First, we had to clear some space in the living room. Ideally, a track that goes through multiple rooms would be perfect, but we don’t have a suitable apartment for that. The bedroom is too “boring” and dangerous if a cat or the kart falls down the stairs. And the kitchen and bathroom are too narrow for a track with curves to turn. So, in the living room, we cleared a few things and moved the coffee table further into the middle so that the track could run around it. Overall, the track should simply form an “8”. Something more complex wasn’t really possible in the small space. I had already charged the kart beforehand so that we could start more or less right away.
For the recording, we used my Genki ShadowCast on the Switch. It’s a small device I funded on Kickstarter a few years ago to stream Switch games to friends, but it can also be used for recording.

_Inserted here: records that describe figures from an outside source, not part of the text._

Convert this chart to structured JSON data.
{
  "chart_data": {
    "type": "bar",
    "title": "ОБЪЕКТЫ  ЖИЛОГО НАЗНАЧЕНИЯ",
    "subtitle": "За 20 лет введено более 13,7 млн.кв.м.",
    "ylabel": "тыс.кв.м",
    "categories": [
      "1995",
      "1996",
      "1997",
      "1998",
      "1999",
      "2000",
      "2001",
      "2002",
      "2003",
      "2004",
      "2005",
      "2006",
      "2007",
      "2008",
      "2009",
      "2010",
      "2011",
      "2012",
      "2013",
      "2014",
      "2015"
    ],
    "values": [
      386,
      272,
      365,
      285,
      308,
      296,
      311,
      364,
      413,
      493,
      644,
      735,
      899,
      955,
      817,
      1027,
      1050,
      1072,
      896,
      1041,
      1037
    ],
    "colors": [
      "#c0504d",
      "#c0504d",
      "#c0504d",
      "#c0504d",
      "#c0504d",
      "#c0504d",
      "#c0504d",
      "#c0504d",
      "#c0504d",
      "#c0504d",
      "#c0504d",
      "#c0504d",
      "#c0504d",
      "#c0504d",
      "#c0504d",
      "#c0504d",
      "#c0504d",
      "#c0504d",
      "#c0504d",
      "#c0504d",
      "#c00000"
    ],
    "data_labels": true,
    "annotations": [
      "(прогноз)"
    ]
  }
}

However, that alone would be a bit boring because you’d only see what’s in front of the kart (what the in-game webcam shows). So, in addition, we alternated (the person who wasn’t driving at the moment) filming the action from the outside with a smartphone.

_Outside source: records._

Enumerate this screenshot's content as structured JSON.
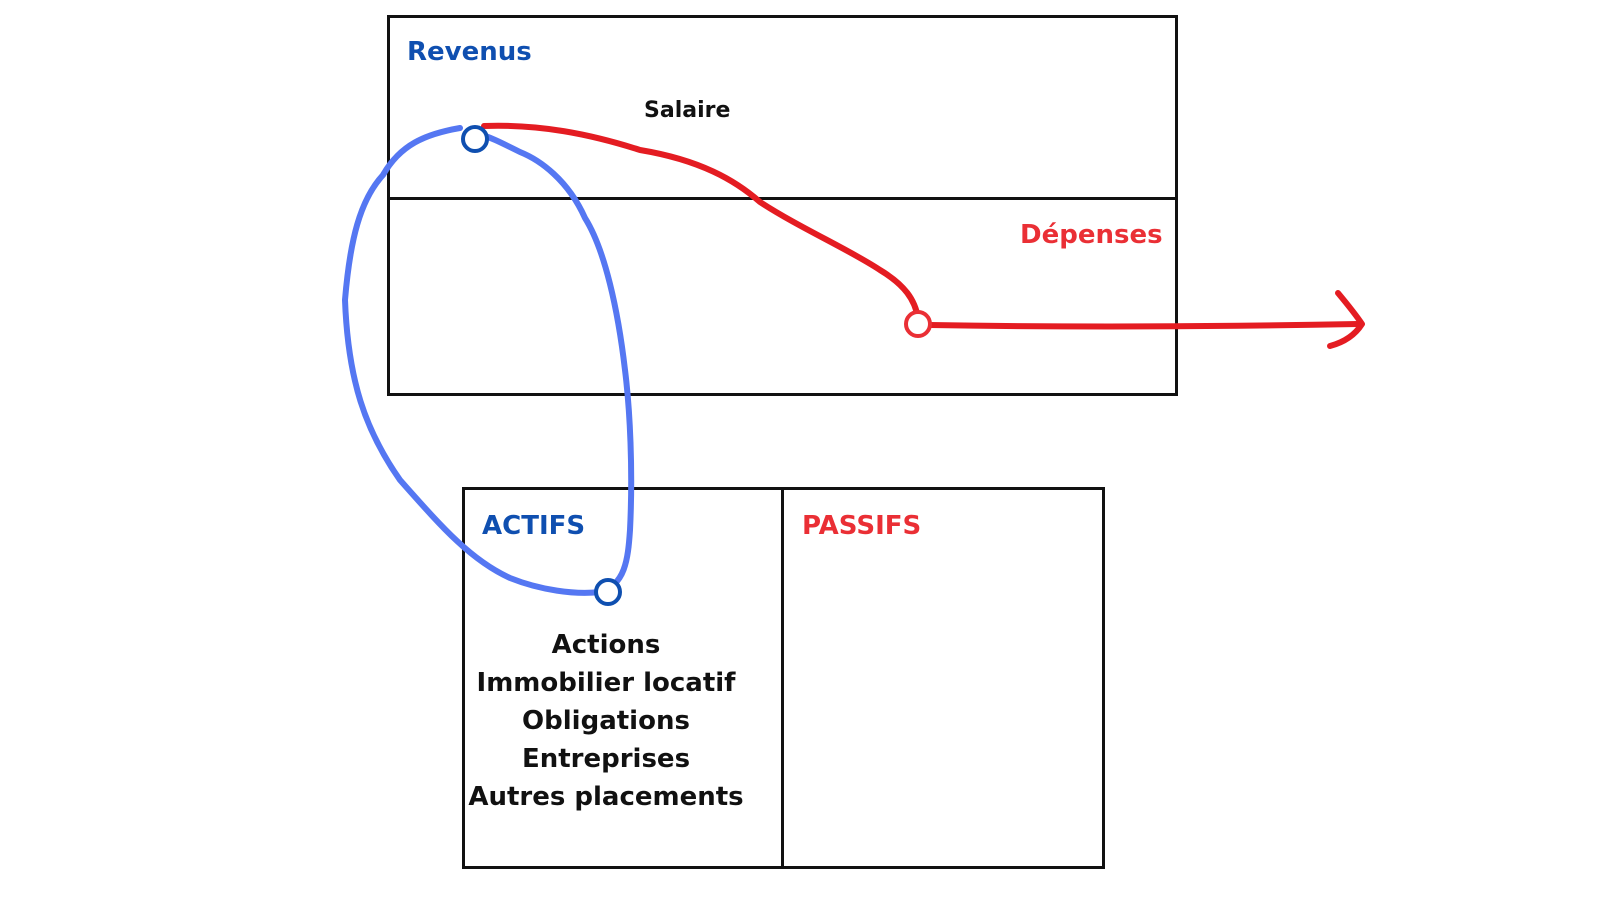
{
  "income_statement": {
    "revenue_heading": "Revenus",
    "revenue_item": "Salaire",
    "expenses_heading": "Dépenses"
  },
  "balance_sheet": {
    "assets_heading": "ACTIFS",
    "liabilities_heading": "PASSIFS",
    "assets_items": [
      "Actions",
      "Immobilier locatif",
      "Obligations",
      "Entreprises",
      "Autres placements"
    ]
  },
  "colors": {
    "positive_blue": "#0f4fb0",
    "negative_red": "#ea2f35",
    "loop_stroke": "#5577f2",
    "outflow_stroke": "#e41c22",
    "box_border": "#111111"
  }
}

The actual setup of the track was not difficult. We noticed that the set had seen some use because the cardboard of the gates was a bit warped here and there. The instructions on how to set up the items and then create the track virtually with the kart were only provided through the game on the Switch. It would have been nice if Nintendo had also created an illustrated manual in physical form for this purpose. Nevertheless, it was relatively easy to set up and configure everything. The only thing we missed, or rather forgot, was the point where it said to weigh down the gates (e.g., with bottles) so that they don’t slip away. As seen in the following video, the gates slipped a few times when the kart collided with them. But enough words, here’s the video. It includes the creation of the track and how we raced a total of 9 times.
I created the track virtually and drove races 1, 4, 5, 8, and 9. Nathalie, on the other hand, drove the remaining races 2, 3, 6, and 7. Some really funny moments occurred, like the beginning of race 2, where Yuri taps the kart with his paw several times, lap 3 of race 2, where Nathalie tunnels Yuri, the start of race 5, where Iva wanted to take a closer look at the kart, or lap 2 of race 6, where Yuri jumped over the third gate while the kart passed through that gate. It was really amusing to see the cats walking around in the game, as it felt like scripted events.
Overall, we had a lot of fun. I would almost say: the game was almost designed as a cat toy. Just driving around the track would be a bit boring. Sure, you could make it more exciting by expanding the track (but you also need a suitable apartment for that), but the cats bring a significant added value to the game that would otherwise be missing.